Jack Elliott: I had a lot of feeling for Jack, too. I met Jack and he read me his whole manuscript to "On the Road." It took three days.

San Francisco Chronicle: He read it out loud to you?

Jack Elliott: Yeah, out loud. I loved every bit of it because it was me hitchhiking around...It was the only thing that resembled Woody's "Bound for Glory." Later, (Kerouac) wrote some stuff about me in some of his books.

Jack Elliott. Interview by Steven Stolder, San Francisco Chronicle, 9/24/95



[A decade later,] while in Italy, Elliott learned that the manuscript Kerouac had read for him, "On the Road," had been causing quite a stir.

"I saw it in the newspaper," Elliott says. " 'Eh-Jack-a Kerouac-a.' I said, I know this guy! 'Onna the Road.' It was a big deal. If the news was in Italy, you can be sure it must have been big in America."

Interview by James Sullivan, San Francisco Chronicle, 3/15/98


Kerouac's reading of 'On The Road' was followed immediately by Jack's mythic road trip of 1953, which he retold through the song narrative "912 Greens." The composition and road tales combined into an untied package, the torch of the Beats handed down to the 60's urban folk scare.



Sweet Helen in the morning put on her easter bonnet and went to work down the streets of Village — good brave gal — Finally got rid of Jack Elliott the singing cowboy who apparently was costing her a lot of money but poor Jack, he cant work, he's like the robin, he sings...

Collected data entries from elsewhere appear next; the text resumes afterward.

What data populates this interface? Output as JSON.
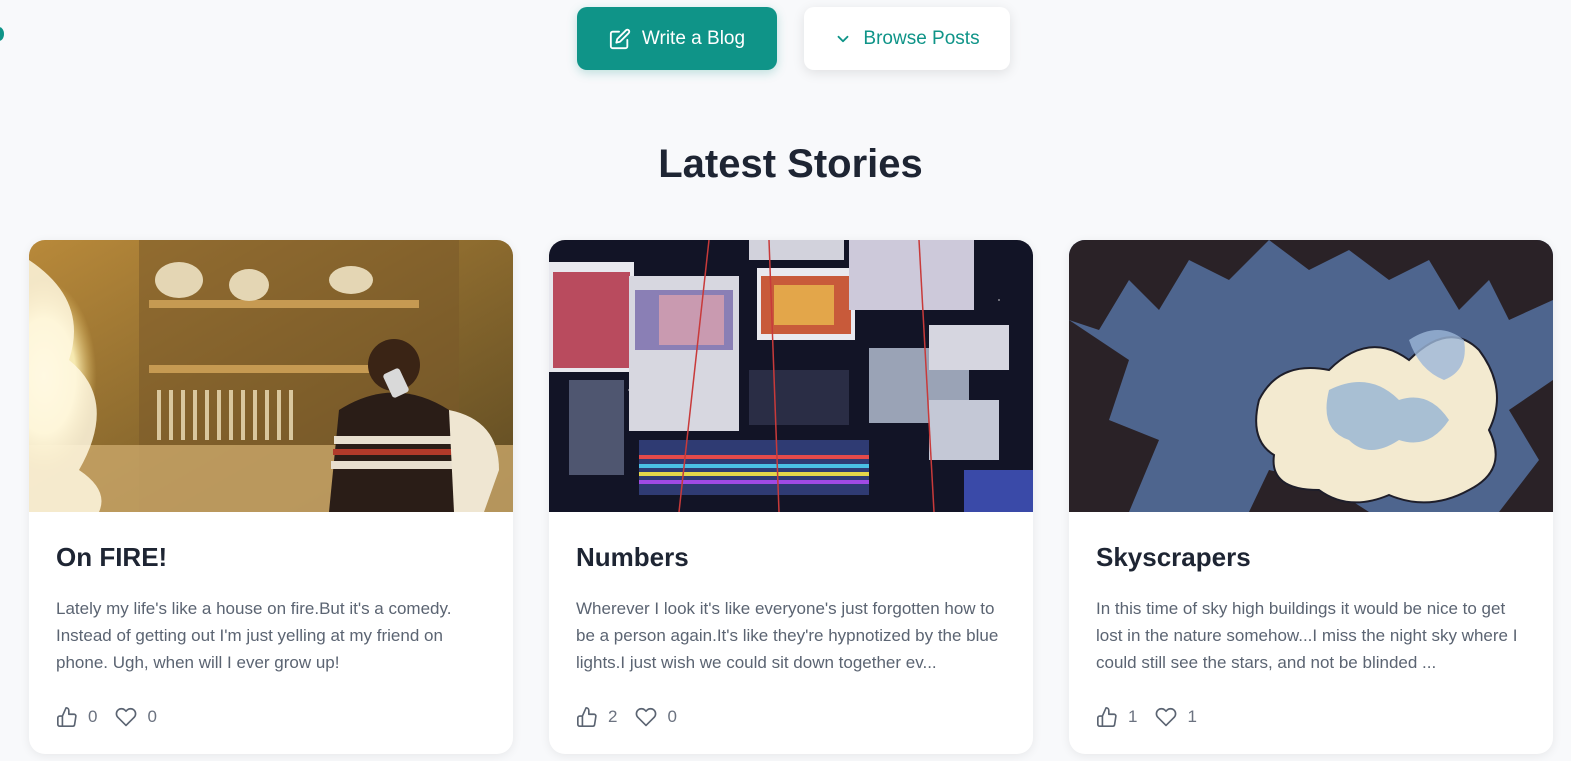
{
  "actions": {
    "write_label": "Write a Blog",
    "browse_label": "Browse Posts",
    "write_icon": "edit-icon",
    "browse_icon": "chevron-down-icon"
  },
  "section": {
    "title": "Latest Stories"
  },
  "colors": {
    "accent": "#0f9488",
    "title": "#1e2533",
    "text": "#5b6472",
    "background": "#f8f9fb"
  },
  "posts": [
    {
      "title": "On FIRE!",
      "excerpt": "Lately my life's like a house on fire.But it's a comedy. Instead of getting out I'm just yelling at my friend on phone. Ugh, when will I ever grow up!",
      "likes": "0",
      "hearts": "0",
      "image": "kitchen-fire-photo"
    },
    {
      "title": "Numbers",
      "excerpt": "Wherever I look it's like everyone's just forgotten how to be a person again.It's like they're hypnotized by the blue lights.I just wish we could sit down together ev...",
      "likes": "2",
      "hearts": "0",
      "image": "screens-glitch-photo"
    },
    {
      "title": "Skyscrapers",
      "excerpt": "In this time of sky high buildings it would be nice to get lost in the nature somehow...I miss the night sky where I could still see the stars, and not be blinded ...",
      "likes": "1",
      "hearts": "1",
      "image": "skyscrapers-sky-photo"
    }
  ]
}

So I walk down the streets of the Village with Jack Elliott and he's playin the Memphis Special, and other songs, and we run into Billy Faier, a great banjo genius from N'Awrleans, and bang Bill Fox drives by and I stop him by yelling at his car, and he comes out, and I say, "Bill, give these boys an audition for Esoteric" and we have a songfest and a hundred and two school children gather around to listen and up comes an old Frisco wino with his bottle and broken pulpy nose and he likes Jack Elliott's singin so much he says, reachin in his shirt, "By god, boy, I'm gonna give you my lass sandwich." — "I'm from Oklahoma meself" — and the sun goes down — and I have a pimple on my nose —


Jack Kerouac in a letter to Allen Ginsberg, early May 1954.